Paulo era um cidadão romano de nascimento, e chegou até mesmo a usar sua cidadania a seu favor em uma ocasião em Atos 22 e 23. Ainda assim, ele era o "hebreu dos hebreus" e um fariseu no que tange à lei de Deus (Filipenses 3:5). Por isso, era de se esperar que ele, como os fariseus nos Evangelhos, fosse um tanto rancoroso com relação aos romanos por causa de seu domínio sobre as terras de Israel. No entanto, em Romanos 13, Paulo parece ser bastante positivo em relação ao domínio romano. Uma leitura "desatenta" do texto pode levar uma pessoa a acreditar que o estado é uma força muito positiva na sociedade e talvez mesmo uma instituição divinamente ordenada, da mesma forma que a família e a igreja o são.

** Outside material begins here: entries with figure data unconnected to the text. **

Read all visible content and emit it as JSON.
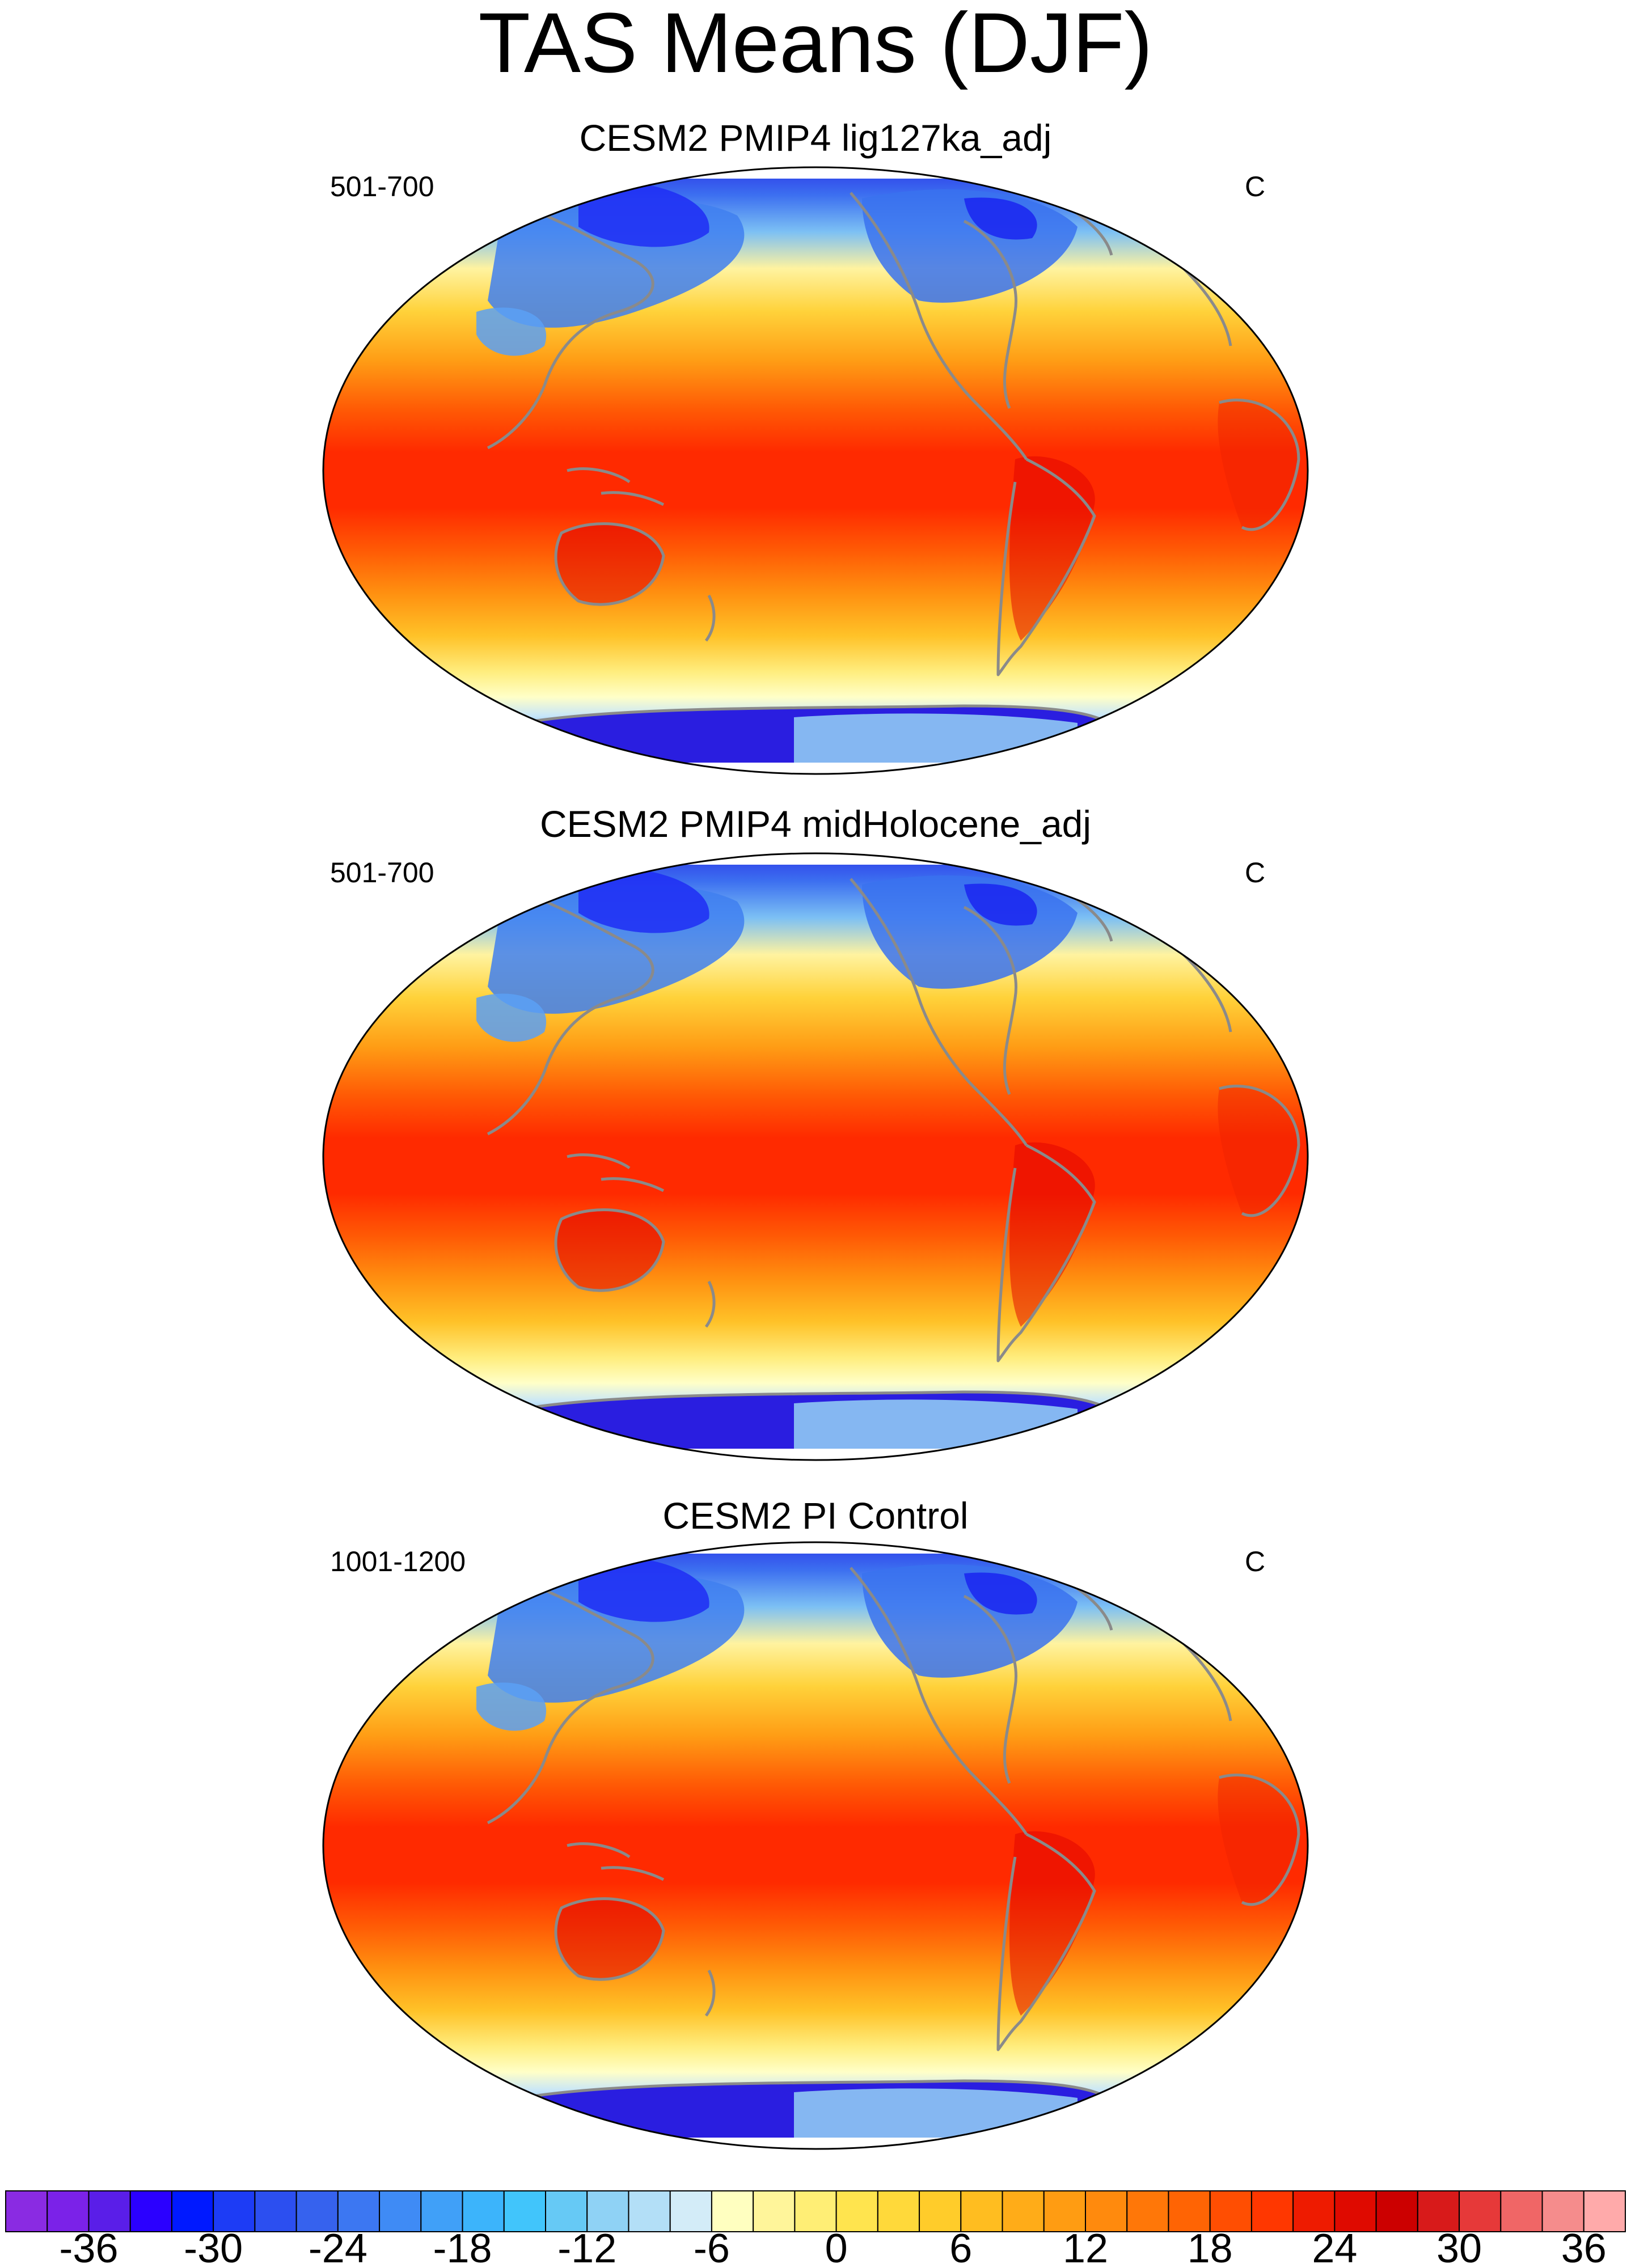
{
  "title": "TAS Means (DJF)",
  "panels": [
    {
      "title": "CESM2 PMIP4 lig127ka_adj",
      "left_label": "501-700",
      "right_label": "C"
    },
    {
      "title": "CESM2 PMIP4 midHolocene_adj",
      "left_label": "501-700",
      "right_label": "C"
    },
    {
      "title": "CESM2 PI Control",
      "left_label": "1001-1200",
      "right_label": "C"
    }
  ],
  "colorbar": {
    "tick_labels": [
      "-36",
      "-30",
      "-24",
      "-18",
      "-12",
      "-6",
      "0",
      "6",
      "12",
      "18",
      "24",
      "30",
      "36"
    ],
    "colors": [
      "#8a2be2",
      "#7b22e8",
      "#5a1ee8",
      "#2b00ff",
      "#0019ff",
      "#1d3cf5",
      "#2c4ff0",
      "#3662ee",
      "#3c77f2",
      "#3f8bf5",
      "#40a0f8",
      "#3cb4fb",
      "#41c5fb",
      "#66c9f5",
      "#8fd2f5",
      "#b3dff7",
      "#d3ecf8",
      "#ffffc0",
      "#fff59a",
      "#ffee75",
      "#ffe44e",
      "#ffd93a",
      "#ffcc2a",
      "#ffbd20",
      "#ffac18",
      "#ff9c12",
      "#ff8a0d",
      "#ff7708",
      "#ff6404",
      "#ff4e02",
      "#ff3700",
      "#ee1b00",
      "#df0a00",
      "#cc0000",
      "#d81a1a",
      "#e63939",
      "#f06666",
      "#f58c8c",
      "#ffaaaa"
    ]
  }
}
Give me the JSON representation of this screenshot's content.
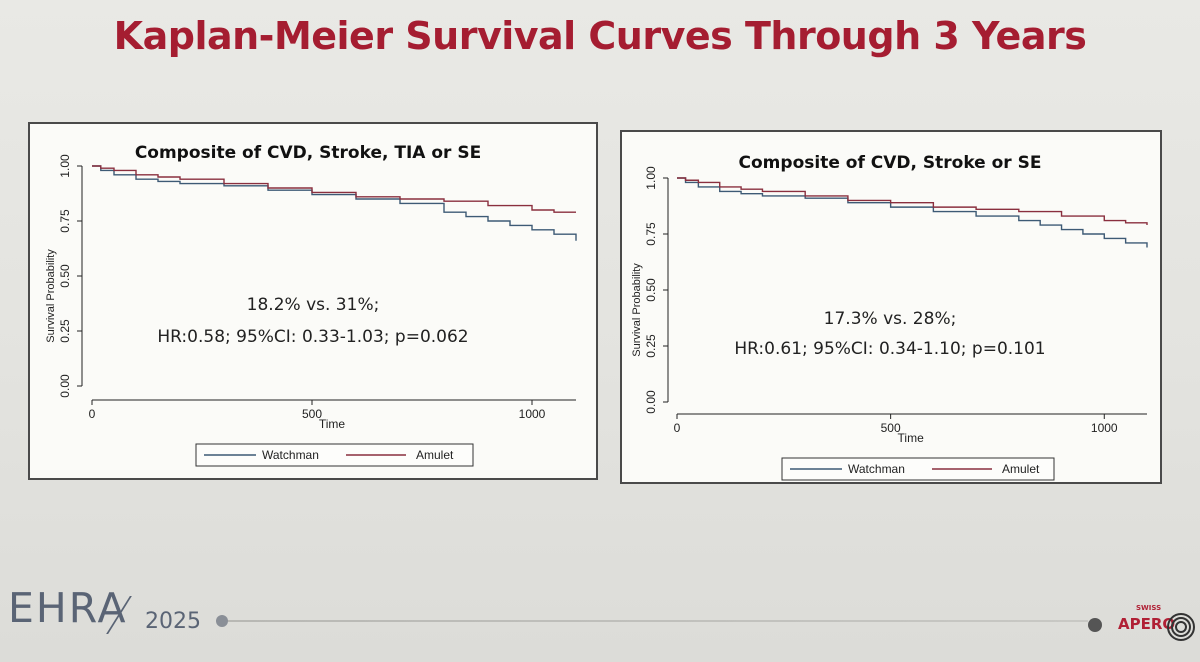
{
  "slide": {
    "title": "Kaplan-Meier Survival Curves Through 3 Years",
    "logo": {
      "brand": "EHRA",
      "year": "2025"
    },
    "partner_logo": {
      "swiss": "SWISS",
      "name": "APERO"
    }
  },
  "colors": {
    "watchman": "#3d5a75",
    "amulet": "#8a2f3e",
    "title": "#a51d31"
  },
  "chart_data": [
    {
      "type": "line",
      "title": "Composite of CVD, Stroke, TIA or SE",
      "xlabel": "Time",
      "ylabel": "Survival Probability",
      "xlim": [
        0,
        1100
      ],
      "ylim": [
        0,
        1
      ],
      "x_ticks": [
        "0",
        "500",
        "1000"
      ],
      "x_tick_values": [
        0,
        500,
        1000
      ],
      "y_ticks": [
        "0.00",
        "0.25",
        "0.50",
        "0.75",
        "1.00"
      ],
      "y_tick_values": [
        0,
        0.25,
        0.5,
        0.75,
        1.0
      ],
      "annotation_line1": "18.2% vs. 31%;",
      "annotation_line2": "HR:0.58; 95%CI: 0.33-1.03; p=0.062",
      "legend": [
        "Watchman",
        "Amulet"
      ],
      "series": [
        {
          "name": "Watchman",
          "x": [
            0,
            20,
            50,
            100,
            150,
            200,
            300,
            400,
            500,
            600,
            700,
            800,
            850,
            900,
            950,
            1000,
            1050,
            1100
          ],
          "y": [
            1.0,
            0.98,
            0.96,
            0.94,
            0.93,
            0.92,
            0.91,
            0.89,
            0.87,
            0.85,
            0.83,
            0.79,
            0.77,
            0.75,
            0.73,
            0.71,
            0.69,
            0.66
          ]
        },
        {
          "name": "Amulet",
          "x": [
            0,
            20,
            50,
            100,
            150,
            200,
            300,
            400,
            500,
            600,
            700,
            800,
            900,
            1000,
            1050,
            1100
          ],
          "y": [
            1.0,
            0.99,
            0.98,
            0.96,
            0.95,
            0.94,
            0.92,
            0.9,
            0.88,
            0.86,
            0.85,
            0.84,
            0.82,
            0.8,
            0.79,
            0.79
          ]
        }
      ]
    },
    {
      "type": "line",
      "title": "Composite of CVD, Stroke or SE",
      "xlabel": "Time",
      "ylabel": "Survival Probability",
      "xlim": [
        0,
        1100
      ],
      "ylim": [
        0,
        1
      ],
      "x_ticks": [
        "0",
        "500",
        "1000"
      ],
      "x_tick_values": [
        0,
        500,
        1000
      ],
      "y_ticks": [
        "0.00",
        "0.25",
        "0.50",
        "0.75",
        "1.00"
      ],
      "y_tick_values": [
        0,
        0.25,
        0.5,
        0.75,
        1.0
      ],
      "annotation_line1": "17.3% vs. 28%;",
      "annotation_line2": "HR:0.61; 95%CI: 0.34-1.10; p=0.101",
      "legend": [
        "Watchman",
        "Amulet"
      ],
      "series": [
        {
          "name": "Watchman",
          "x": [
            0,
            20,
            50,
            100,
            150,
            200,
            300,
            400,
            500,
            600,
            700,
            800,
            850,
            900,
            950,
            1000,
            1050,
            1100
          ],
          "y": [
            1.0,
            0.98,
            0.96,
            0.94,
            0.93,
            0.92,
            0.91,
            0.89,
            0.87,
            0.85,
            0.83,
            0.81,
            0.79,
            0.77,
            0.75,
            0.73,
            0.71,
            0.69
          ]
        },
        {
          "name": "Amulet",
          "x": [
            0,
            20,
            50,
            100,
            150,
            200,
            300,
            400,
            500,
            600,
            700,
            800,
            900,
            1000,
            1050,
            1100
          ],
          "y": [
            1.0,
            0.99,
            0.98,
            0.96,
            0.95,
            0.94,
            0.92,
            0.9,
            0.89,
            0.87,
            0.86,
            0.85,
            0.83,
            0.81,
            0.8,
            0.79
          ]
        }
      ]
    }
  ]
}
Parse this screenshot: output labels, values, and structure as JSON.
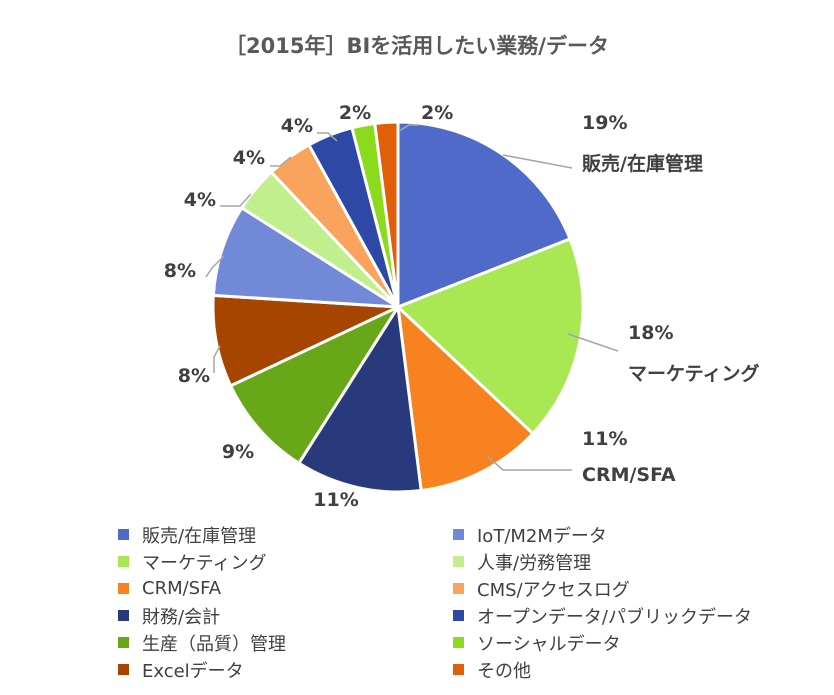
{
  "chart_data": {
    "type": "pie",
    "title": "［2015年］BIを活用したい業務/データ",
    "slices": [
      {
        "label": "販売/在庫管理",
        "value": 19,
        "value_label": "19%",
        "color": "#4F6AC8"
      },
      {
        "label": "マーケティング",
        "value": 18,
        "value_label": "18%",
        "color": "#A9E852"
      },
      {
        "label": "CRM/SFA",
        "value": 11,
        "value_label": "11%",
        "color": "#F7821F"
      },
      {
        "label": "財務/会計",
        "value": 11,
        "value_label": "11%",
        "color": "#283A7C"
      },
      {
        "label": "生産（品質）管理",
        "value": 9,
        "value_label": "9%",
        "color": "#68A717"
      },
      {
        "label": "Excelデータ",
        "value": 8,
        "value_label": "8%",
        "color": "#A64500"
      },
      {
        "label": "IoT/M2Mデータ",
        "value": 8,
        "value_label": "8%",
        "color": "#7189D6"
      },
      {
        "label": "人事/労務管理",
        "value": 4,
        "value_label": "4%",
        "color": "#C2EF8D"
      },
      {
        "label": "CMS/アクセスログ",
        "value": 4,
        "value_label": "4%",
        "color": "#F9A35D"
      },
      {
        "label": "オープンデータ/パブリックデータ",
        "value": 4,
        "value_label": "4%",
        "color": "#2E48A6"
      },
      {
        "label": "ソーシャルデータ",
        "value": 2,
        "value_label": "2%",
        "color": "#8BDB1C"
      },
      {
        "label": "その他",
        "value": 2,
        "value_label": "2%",
        "color": "#E05F08"
      }
    ],
    "legend_order": [
      0,
      6,
      1,
      7,
      2,
      8,
      3,
      9,
      4,
      10,
      5,
      11
    ],
    "legend_position": "bottom"
  }
}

Todavia, não creio que esse tipo de interpretação seja justificável. Exortações apostólicas com relação ao governo civil não podem ser facilmente conciliadas com uma leitura direta dos textos do Novo Testamento. Caso contrário, a conclusão seria a de que os apóstolos ou estavam errados — falando dentro de um contexto cultural irrelevante — ou eram simplesmente loucos. Quando se considera o verdadeiro contexto histórico de Romanos 13 — em vez de fazer apenas uma leitura descontextualizada das escrituras —, uma leitura totalmente diferente emerge.

Para ilustrar esse ponto, como seria a interpretação caso os termos "autoridades governamentais", "governantes" e os pronomes pessoais fossem substituídos pelos nomes do imperador e dos reis daquele tempo, a saber, Nero, Herodes e Agrippa? O texto diria o seguinte:

Todos devem sujeitar-se a Nero e Herodes, pois não há autoridade que não venha de Deus; as autoridades que existem foram por ele estabelecidas. Portanto, aquele que se rebela contra Nero e Herodes está se opondo contra o que Deus instituiu, e aqueles que assim procedem trazem condenação sobre si mesmos. Pois Nero e Herodes não devem ser temidos, a não ser por aqueles que praticam o mal.

Você quer viver livre do medo de Nero e Herodes? Pratique o bem, e ela o enaltecerá. Pois são de Deus para o seu bem. Mas, se você praticar o mal, tenha medo, pois eles não portam a espada sem motivo. São servos de Deus, agentes da justiça para punir quem pratica o mal.

Portanto, é necessário que sejamos submissos a Nero e Herodes, não apenas por causa da possibilidade de uma punição, mas também por questão de consciência. É por isso também que vocês pagam imposto, pois eles estão a serviço de Deus, sempre dedicadas a esse trabalho. Deem a cada um deles o que lhe é devido: se imposto, imposto; se tributo, tributo; se temor, temor; se honra, honra. (Romanos 13:1-7)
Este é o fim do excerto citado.